Demonstration of this fact has led to a tremendous acceleration of micro­RNA research, says Eric N. Olson, PhD, professor and chair of molecular biology at the University of Texas Southwestern Medical Center in Dallas. A key research interest in his laboratory is the molecular basis of heart development and disease—studies of how the heart forms, functions, and dysfunctions. The laboratory chose to zero in on microRNAs when it became apparent that they were regulated in many types of disease processes and play a crucial role in cardiovascular disease. (Small EM, et al. Circulation. 2010;121:1022–1032.)

He finds microRNAs particularly fascinating as biomarkers of disease. “They are secreted from cells, they circulate in all bodily fluids including blood, and you can diagnose various disorders in the cardiovascular system by the presence of microRNAs in the bloodstream,” he says.

Dr. Olson describes microRNA as a kind of “dimmer switch” for cells. “They dial down gradually the expression of many different proteins in a cell, and it’s the combined, gentle effect of the microRNA across many different proteins that ultimately influences how the cell behaves in response to a disease.” The things that go awry in a cell that cause disease are controlled by microRNAs, he adds. “So if you can modulate the microRNA, you can modulate the disease.”

Dr. Olson

Dr. Olson

At his medical center, research has indicated that microRNAs are not merely involved in the cardiovascular disease process but are actually front and center, Dr. Olson says. “We identified a collection of microRNAs in rodents and humans that changed in abundance during the progression of heart disease. We made genetic deletions in mice and also over-expressed microRNA genes, which caused interesting disease phenotypes.” By manipulating the micro­RNAs, he explains, you can either diminish the symptoms of disease or worsen the disease. Based on that research, “we began to explore in more detail how microRNAs might modulate disease progression in the cardiovascular system.”

Dr. Olson is optimistic about potential therapeutic applications, and has already co-founded a biotechnology company called miRagen Therapeutics, which is working on developing new drugs to control microRNAs’ biology over a variety of diseases.

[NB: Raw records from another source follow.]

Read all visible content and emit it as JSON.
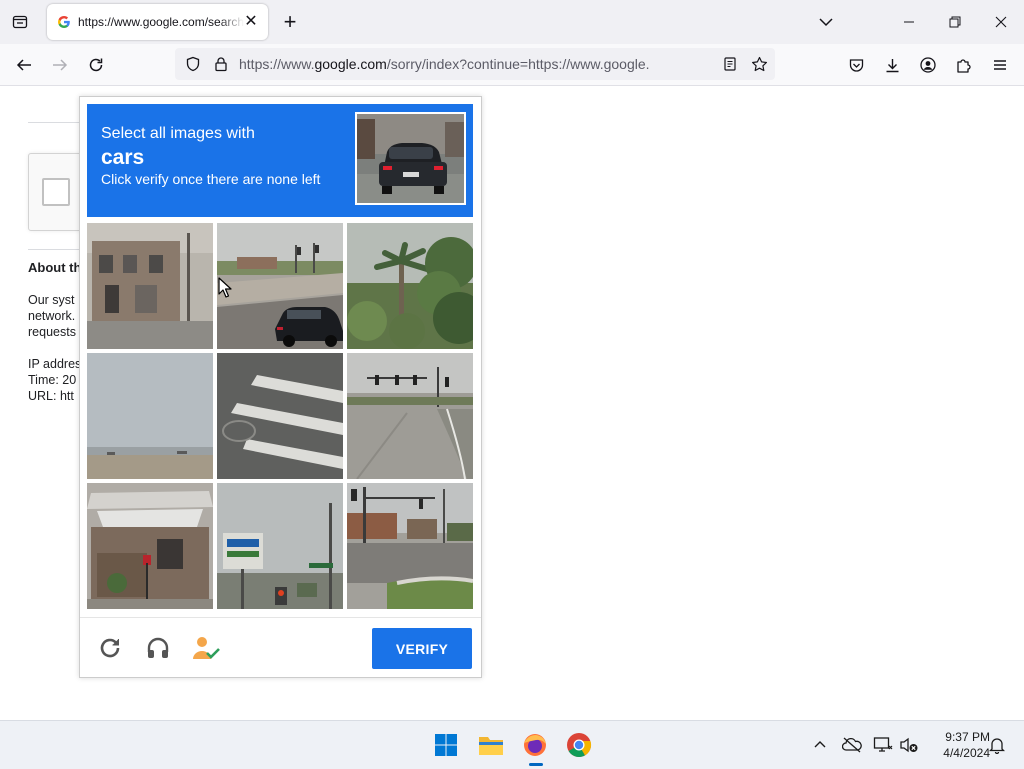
{
  "browser": {
    "tab_title": "https://www.google.com/search?q=",
    "url_prefix": "https://www.",
    "url_domain": "google.com",
    "url_rest": "/sorry/index?continue=https://www.google.com/search"
  },
  "page": {
    "about_title": "About th",
    "about_text": "Our syst\nnetwork.\nrequests",
    "meta_text": "IP addres\nTime: 20\nURL: htt"
  },
  "captcha": {
    "line1": "Select all images with",
    "target": "cars",
    "line3": "Click verify once there are none left",
    "verify_label": "VERIFY",
    "tiles": [
      {
        "name": "tile-building"
      },
      {
        "name": "tile-street-car"
      },
      {
        "name": "tile-palm-trees"
      },
      {
        "name": "tile-sky-horizon"
      },
      {
        "name": "tile-crosswalk"
      },
      {
        "name": "tile-road-traffic-lights"
      },
      {
        "name": "tile-stone-house"
      },
      {
        "name": "tile-street-signs"
      },
      {
        "name": "tile-intersection"
      }
    ]
  },
  "taskbar": {
    "time": "9:37 PM",
    "date": "4/4/2024"
  },
  "colors": {
    "captcha_blue": "#1a73e8",
    "windows_blue": "#0067c0"
  }
}
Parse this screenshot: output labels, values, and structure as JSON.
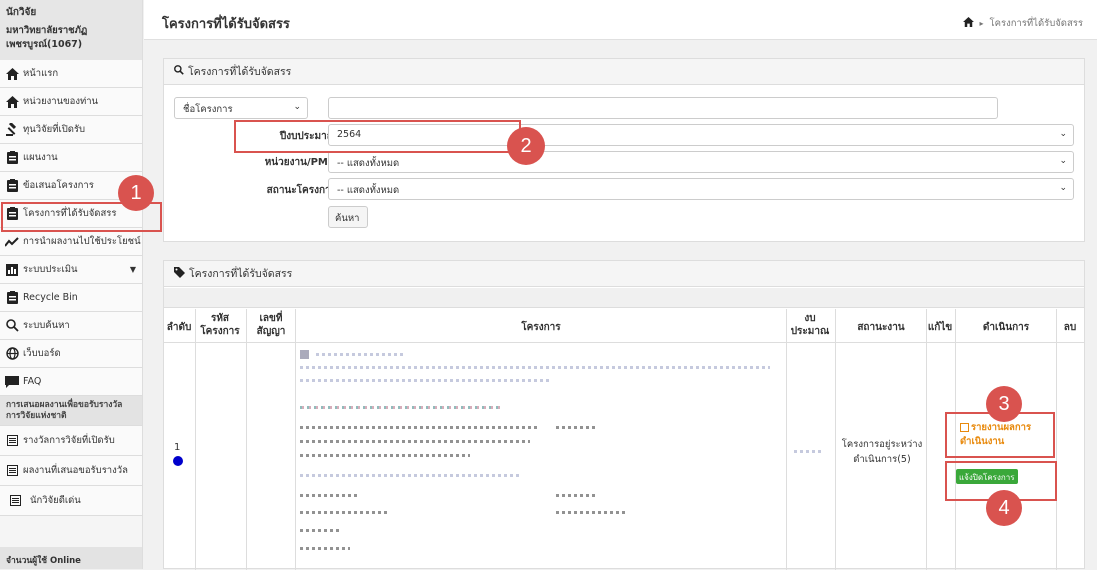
{
  "sidebar": {
    "role": "นักวิจัย",
    "org": "มหาวิทยาลัยราชภัฏเพชรบูรณ์(1067)",
    "items": [
      {
        "label": "หน้าแรก",
        "icon": "home-icon"
      },
      {
        "label": "หน่วยงานของท่าน",
        "icon": "home-icon"
      },
      {
        "label": "ทุนวิจัยที่เปิดรับ",
        "icon": "gavel-icon"
      },
      {
        "label": "แผนงาน",
        "icon": "clipboard-icon"
      },
      {
        "label": "ข้อเสนอโครงการ",
        "icon": "clipboard-icon"
      },
      {
        "label": "โครงการที่ได้รับจัดสรร",
        "icon": "clipboard-icon"
      },
      {
        "label": "การนำผลงานไปใช้ประโยชน์",
        "icon": "chart-line-icon"
      },
      {
        "label": "ระบบประเมิน",
        "icon": "bar-chart-icon"
      },
      {
        "label": "Recycle Bin",
        "icon": "clipboard-icon"
      },
      {
        "label": "ระบบค้นหา",
        "icon": "search-icon"
      },
      {
        "label": "เว็บบอร์ด",
        "icon": "globe-icon"
      },
      {
        "label": "FAQ",
        "icon": "comment-icon"
      }
    ],
    "section_title": "การเสนอผลงานเพื่อขอรับรางวัลการวิจัยแห่งชาติ",
    "award_items": [
      {
        "label": "รางวัลการวิจัยที่เปิดรับ"
      },
      {
        "label": "ผลงานที่เสนอขอรับรางวัล"
      },
      {
        "label": "นักวิจัยดีเด่น"
      }
    ],
    "footer": "จำนวนผู้ใช้ Online"
  },
  "header": {
    "title": "โครงการที่ได้รับจัดสรร",
    "breadcrumb": "โครงการที่ได้รับจัดสรร"
  },
  "search_panel": {
    "title": "โครงการที่ได้รับจัดสรร",
    "field_select": "ชื่อโครงการ",
    "text_value": "",
    "year_label": "ปีงบประมาณ",
    "year_value": "2564",
    "unit_label": "หน่วยงาน/PMU",
    "unit_value": "-- แสดงทั้งหมด",
    "status_label": "สถานะโครงการ",
    "status_value": "-- แสดงทั้งหมด",
    "search_button": "ค้นหา"
  },
  "results_panel": {
    "title": "โครงการที่ได้รับจัดสรร",
    "columns": [
      "ลำดับ",
      "รหัสโครงการ",
      "เลขที่สัญญา",
      "โครงการ",
      "งบประมาณ",
      "สถานะงาน",
      "แก้ไข",
      "ดำเนินการ",
      "ลบ"
    ],
    "row": {
      "index": "1",
      "status": "โครงการอยู่ระหว่างดำเนินการ(5)",
      "report_link": "รายงานผลการดำเนินงาน",
      "close_button": "แจ้งปิดโครงการ"
    }
  },
  "annotations": [
    "1",
    "2",
    "3",
    "4"
  ],
  "colors": {
    "highlight": "#d9534f",
    "link_orange": "#e8890c",
    "button_green": "#3aa83a",
    "status_dot": "#0000cc"
  }
}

The company is now conducting studies of human disease in large animal models and carrying out preliminary toxicology studies on drug compounds involving microRNAs.
He thinks heart failure, fibrosis, and vascular disorders due to excessive vascular growth are the main likely candidates for microRNA therapies in cardiovascular disease.

What would give microRNAs an edge over other drugs? “MicroRNAs are based on an entirely different mechanism of action,” Dr. Olson points out. “The classical drugs we’re all familiar with generally act against single proteins in cells, most often inhibiting a cell surface receptor or protein kinase. But cells have ways of bypassing the activity of a drug by removing the protein to which the drug is targeted.”

“MicroRNAs, instead of targeting one protein to maximally inhibit it, target a large collection of proteins across a complicated biological pathway, so bypass mechanisms are less likely.” However, the same feature makes it difficult or even impossible to correlate the therapeutic effect of a microRNA-based drug with inhibition of a protein or cell. “There are many other therapeutic modalities that can be brought to bear on cardiovascular disorders,” Dr. Olson adds. “MicroRNAs are but one of the modalities in the armamentarium.”

It was a 2008 paper, the first reporting on the use of plasma-based microRNAs to detect pancreatic cancer, that drew Sok Kean Khoo, PhD, to study possible applications to neurodegenerative disease. By applying what has been learned in oncology, she felt that researchers could help the understanding of neurodegenerative disease catch up to microRNA applications in cancer. “I think micro­RNAs are definitely relevant to all diseases; it’s just that we haven’t done enough research yet,” says Dr. Khoo, distinguished associate professor of molecular genomics at Grand Valley State University in Michigan.